L’AS Monaco remporte la Coupe de France 2026 : un trophée avant le rush européen

Embarquée dans un calendrier infernal entre Euroligue et compétitions nationales, l’AS Monaco basket n’a pas flanché à Bercy : moins de 24 heures après sa qualification pour les play‑offs contre Barcelone, la Roca Team s’offre la Coupe de France 2026 en battant Le Mans (87–83), un troisième trophée de rang après la Supercoupe et la Leaders Cup, et un signal fort pour la suite de sa saison.

Presque ivre de fatigue mais loin de perdre la tête, l’AS Monaco basket a puisé dans ses profondeurs pour se parer d’une nouvelle Coupe de France samedi à l’Accor Arena de Paris‑Bercy.
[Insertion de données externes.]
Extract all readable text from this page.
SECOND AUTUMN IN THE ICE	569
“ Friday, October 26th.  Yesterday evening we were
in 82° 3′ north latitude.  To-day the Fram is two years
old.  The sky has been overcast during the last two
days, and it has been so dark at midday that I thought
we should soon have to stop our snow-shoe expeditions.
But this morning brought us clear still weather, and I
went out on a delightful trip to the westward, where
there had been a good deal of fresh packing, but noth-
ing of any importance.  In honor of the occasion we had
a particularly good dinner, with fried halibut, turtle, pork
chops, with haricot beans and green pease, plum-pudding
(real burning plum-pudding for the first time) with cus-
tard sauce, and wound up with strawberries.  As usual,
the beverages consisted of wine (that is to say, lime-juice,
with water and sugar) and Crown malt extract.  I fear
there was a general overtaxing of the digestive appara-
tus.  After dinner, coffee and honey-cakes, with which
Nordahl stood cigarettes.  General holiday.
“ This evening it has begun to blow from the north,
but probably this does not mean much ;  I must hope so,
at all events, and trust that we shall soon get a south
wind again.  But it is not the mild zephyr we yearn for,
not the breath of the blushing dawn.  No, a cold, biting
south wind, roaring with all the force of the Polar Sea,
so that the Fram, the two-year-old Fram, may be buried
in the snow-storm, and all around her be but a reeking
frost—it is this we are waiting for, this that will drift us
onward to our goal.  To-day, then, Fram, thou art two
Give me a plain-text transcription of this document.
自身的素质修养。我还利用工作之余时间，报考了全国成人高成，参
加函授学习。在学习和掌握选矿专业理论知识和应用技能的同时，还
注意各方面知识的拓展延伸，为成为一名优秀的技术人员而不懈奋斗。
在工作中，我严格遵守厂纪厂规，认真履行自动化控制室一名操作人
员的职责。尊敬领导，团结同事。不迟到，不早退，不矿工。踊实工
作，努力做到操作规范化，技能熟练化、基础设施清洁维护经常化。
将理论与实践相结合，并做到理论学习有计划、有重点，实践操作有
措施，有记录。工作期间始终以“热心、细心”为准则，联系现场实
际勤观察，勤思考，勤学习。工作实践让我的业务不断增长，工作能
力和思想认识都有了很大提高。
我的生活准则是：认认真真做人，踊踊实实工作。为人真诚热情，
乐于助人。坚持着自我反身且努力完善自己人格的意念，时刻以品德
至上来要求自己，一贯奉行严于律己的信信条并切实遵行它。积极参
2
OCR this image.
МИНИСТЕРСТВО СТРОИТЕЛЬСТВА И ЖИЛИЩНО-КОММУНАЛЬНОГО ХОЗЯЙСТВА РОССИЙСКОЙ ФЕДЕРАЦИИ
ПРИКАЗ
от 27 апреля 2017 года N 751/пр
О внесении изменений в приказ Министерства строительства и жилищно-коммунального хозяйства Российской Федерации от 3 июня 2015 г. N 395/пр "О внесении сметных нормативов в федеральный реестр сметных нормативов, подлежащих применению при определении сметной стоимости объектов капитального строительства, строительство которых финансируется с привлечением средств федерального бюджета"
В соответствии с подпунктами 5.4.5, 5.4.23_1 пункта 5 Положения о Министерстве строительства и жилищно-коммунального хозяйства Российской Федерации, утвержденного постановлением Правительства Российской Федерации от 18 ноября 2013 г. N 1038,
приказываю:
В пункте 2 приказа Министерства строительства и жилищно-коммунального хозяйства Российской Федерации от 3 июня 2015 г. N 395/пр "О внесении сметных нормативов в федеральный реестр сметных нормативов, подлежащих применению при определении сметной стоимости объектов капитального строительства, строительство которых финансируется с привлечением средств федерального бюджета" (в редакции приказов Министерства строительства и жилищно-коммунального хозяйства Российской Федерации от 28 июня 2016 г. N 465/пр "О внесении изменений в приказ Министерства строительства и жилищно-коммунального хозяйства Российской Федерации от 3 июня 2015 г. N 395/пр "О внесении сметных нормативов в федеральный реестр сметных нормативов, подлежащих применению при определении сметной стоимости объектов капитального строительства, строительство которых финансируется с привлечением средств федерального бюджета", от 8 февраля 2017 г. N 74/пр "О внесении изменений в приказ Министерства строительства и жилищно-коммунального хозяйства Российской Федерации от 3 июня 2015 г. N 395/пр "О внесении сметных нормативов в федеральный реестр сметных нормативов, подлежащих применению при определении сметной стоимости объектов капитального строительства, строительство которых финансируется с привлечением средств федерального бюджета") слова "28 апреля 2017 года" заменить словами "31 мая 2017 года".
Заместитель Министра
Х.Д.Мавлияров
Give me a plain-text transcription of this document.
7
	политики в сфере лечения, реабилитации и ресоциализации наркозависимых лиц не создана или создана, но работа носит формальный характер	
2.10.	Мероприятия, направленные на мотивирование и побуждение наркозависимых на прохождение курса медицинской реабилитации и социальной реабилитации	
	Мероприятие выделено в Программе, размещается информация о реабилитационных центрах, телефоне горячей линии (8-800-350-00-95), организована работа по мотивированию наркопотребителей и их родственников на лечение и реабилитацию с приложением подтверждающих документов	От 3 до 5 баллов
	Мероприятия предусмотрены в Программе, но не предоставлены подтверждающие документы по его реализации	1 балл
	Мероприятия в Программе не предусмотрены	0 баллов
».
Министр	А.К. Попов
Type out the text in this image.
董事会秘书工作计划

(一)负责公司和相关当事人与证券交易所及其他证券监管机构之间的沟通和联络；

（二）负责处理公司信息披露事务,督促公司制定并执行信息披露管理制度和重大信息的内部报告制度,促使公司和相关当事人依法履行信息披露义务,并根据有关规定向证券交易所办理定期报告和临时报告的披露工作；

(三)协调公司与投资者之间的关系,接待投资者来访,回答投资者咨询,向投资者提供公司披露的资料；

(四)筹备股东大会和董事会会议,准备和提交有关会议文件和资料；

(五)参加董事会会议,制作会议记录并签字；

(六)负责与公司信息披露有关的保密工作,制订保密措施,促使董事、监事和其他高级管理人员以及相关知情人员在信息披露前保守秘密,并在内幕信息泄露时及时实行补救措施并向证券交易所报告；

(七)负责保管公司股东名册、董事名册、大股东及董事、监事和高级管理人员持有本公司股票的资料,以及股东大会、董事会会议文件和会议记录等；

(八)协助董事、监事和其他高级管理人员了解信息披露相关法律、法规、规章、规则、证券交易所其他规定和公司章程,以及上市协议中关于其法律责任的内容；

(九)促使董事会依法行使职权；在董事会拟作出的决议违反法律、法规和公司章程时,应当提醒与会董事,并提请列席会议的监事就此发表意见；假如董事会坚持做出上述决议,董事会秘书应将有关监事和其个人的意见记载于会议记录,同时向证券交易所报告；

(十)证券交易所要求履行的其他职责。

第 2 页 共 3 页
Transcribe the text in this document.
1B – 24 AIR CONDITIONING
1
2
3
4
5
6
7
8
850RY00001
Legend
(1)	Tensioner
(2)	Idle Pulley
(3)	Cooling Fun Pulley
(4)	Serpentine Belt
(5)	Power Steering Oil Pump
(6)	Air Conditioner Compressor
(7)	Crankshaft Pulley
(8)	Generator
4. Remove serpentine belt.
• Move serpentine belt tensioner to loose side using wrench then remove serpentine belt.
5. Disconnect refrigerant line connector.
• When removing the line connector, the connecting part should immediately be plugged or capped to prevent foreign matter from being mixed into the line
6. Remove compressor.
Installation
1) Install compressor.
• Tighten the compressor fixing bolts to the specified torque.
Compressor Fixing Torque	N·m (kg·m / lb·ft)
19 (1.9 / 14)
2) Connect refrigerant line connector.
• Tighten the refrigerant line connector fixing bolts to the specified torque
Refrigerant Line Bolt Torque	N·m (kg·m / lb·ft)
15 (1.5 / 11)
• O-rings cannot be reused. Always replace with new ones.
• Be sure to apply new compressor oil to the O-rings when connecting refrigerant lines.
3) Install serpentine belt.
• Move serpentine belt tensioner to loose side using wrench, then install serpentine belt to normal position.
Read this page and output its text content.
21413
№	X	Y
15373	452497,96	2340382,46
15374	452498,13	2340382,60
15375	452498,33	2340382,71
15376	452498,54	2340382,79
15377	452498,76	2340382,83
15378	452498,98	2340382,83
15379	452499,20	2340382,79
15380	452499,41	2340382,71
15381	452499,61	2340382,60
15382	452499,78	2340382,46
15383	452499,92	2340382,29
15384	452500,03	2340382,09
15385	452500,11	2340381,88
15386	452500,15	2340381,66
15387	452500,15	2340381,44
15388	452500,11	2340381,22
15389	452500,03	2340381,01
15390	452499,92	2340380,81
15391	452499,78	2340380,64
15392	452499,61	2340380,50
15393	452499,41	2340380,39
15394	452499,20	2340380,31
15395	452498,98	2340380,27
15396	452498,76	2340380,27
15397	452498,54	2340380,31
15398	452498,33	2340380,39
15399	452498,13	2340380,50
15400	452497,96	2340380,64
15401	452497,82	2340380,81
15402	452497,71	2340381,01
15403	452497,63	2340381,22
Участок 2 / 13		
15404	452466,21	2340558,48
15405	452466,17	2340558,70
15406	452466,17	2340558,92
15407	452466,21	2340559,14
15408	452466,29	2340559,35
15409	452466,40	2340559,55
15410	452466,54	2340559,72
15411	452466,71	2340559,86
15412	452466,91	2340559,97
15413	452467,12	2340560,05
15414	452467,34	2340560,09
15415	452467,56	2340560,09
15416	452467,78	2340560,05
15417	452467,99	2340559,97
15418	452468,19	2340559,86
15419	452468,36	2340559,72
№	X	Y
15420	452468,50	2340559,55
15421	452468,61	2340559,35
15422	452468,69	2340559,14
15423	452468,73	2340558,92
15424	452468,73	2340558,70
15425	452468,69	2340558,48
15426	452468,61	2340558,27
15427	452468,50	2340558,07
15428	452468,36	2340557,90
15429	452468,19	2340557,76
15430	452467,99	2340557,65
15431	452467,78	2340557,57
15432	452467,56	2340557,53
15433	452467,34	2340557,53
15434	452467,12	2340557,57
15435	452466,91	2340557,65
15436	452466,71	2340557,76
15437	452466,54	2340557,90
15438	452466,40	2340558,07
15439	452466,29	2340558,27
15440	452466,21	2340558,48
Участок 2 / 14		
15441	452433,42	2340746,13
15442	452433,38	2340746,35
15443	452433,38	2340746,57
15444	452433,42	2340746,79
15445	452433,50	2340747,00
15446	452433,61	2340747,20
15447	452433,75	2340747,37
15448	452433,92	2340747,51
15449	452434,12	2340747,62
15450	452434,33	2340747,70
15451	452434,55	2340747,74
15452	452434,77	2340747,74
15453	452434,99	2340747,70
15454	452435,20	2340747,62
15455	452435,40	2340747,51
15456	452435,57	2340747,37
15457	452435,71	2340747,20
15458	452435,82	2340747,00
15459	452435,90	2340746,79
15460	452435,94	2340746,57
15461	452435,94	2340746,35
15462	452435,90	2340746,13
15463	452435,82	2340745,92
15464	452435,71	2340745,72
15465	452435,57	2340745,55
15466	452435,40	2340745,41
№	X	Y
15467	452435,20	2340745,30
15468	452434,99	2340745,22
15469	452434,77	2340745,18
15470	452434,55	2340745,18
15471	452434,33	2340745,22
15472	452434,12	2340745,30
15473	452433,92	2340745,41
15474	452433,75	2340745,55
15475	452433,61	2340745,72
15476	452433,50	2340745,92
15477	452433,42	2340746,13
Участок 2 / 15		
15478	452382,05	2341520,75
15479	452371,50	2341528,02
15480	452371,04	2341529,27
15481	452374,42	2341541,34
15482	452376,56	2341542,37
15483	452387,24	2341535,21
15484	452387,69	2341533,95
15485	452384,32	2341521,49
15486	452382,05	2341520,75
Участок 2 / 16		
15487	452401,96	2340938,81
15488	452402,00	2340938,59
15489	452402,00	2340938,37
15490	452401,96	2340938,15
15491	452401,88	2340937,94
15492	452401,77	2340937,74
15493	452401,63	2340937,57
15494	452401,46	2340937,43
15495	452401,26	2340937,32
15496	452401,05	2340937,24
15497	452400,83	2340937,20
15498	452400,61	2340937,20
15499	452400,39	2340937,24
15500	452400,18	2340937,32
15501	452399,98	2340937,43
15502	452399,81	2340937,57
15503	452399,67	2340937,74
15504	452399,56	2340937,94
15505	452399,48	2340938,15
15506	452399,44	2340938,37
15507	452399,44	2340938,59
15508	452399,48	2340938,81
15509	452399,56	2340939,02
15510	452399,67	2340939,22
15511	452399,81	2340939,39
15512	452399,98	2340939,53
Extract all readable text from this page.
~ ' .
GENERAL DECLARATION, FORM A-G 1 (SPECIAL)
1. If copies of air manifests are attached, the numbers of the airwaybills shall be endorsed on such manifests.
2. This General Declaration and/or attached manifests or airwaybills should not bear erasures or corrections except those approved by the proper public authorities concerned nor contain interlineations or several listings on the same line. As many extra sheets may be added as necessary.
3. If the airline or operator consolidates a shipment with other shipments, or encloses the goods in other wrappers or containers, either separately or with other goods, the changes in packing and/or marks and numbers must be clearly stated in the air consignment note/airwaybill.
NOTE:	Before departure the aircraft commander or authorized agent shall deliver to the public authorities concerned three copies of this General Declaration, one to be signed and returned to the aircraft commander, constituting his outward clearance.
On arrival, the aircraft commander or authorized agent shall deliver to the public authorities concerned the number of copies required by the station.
Moins de 24 heures après un play‑in victorieux contre le Barça (79–70), la Roca Team a traversé le déplacement Paris‑Monaco en mode tourbillon, avec un bus de supporters, une ville‑club et un public qui fait désormais partie intégrante de l’ADN de succès. Face à un Mans solidaire et ambitieux, Monaco a montré qu’il savait allier résilience physique et froideur tactique, au cœur d’un match où la génération d’hommes comme Mike James, Terry Tarpey ou Alpha Diallo a pris le relais des stars partantes de l’ombre.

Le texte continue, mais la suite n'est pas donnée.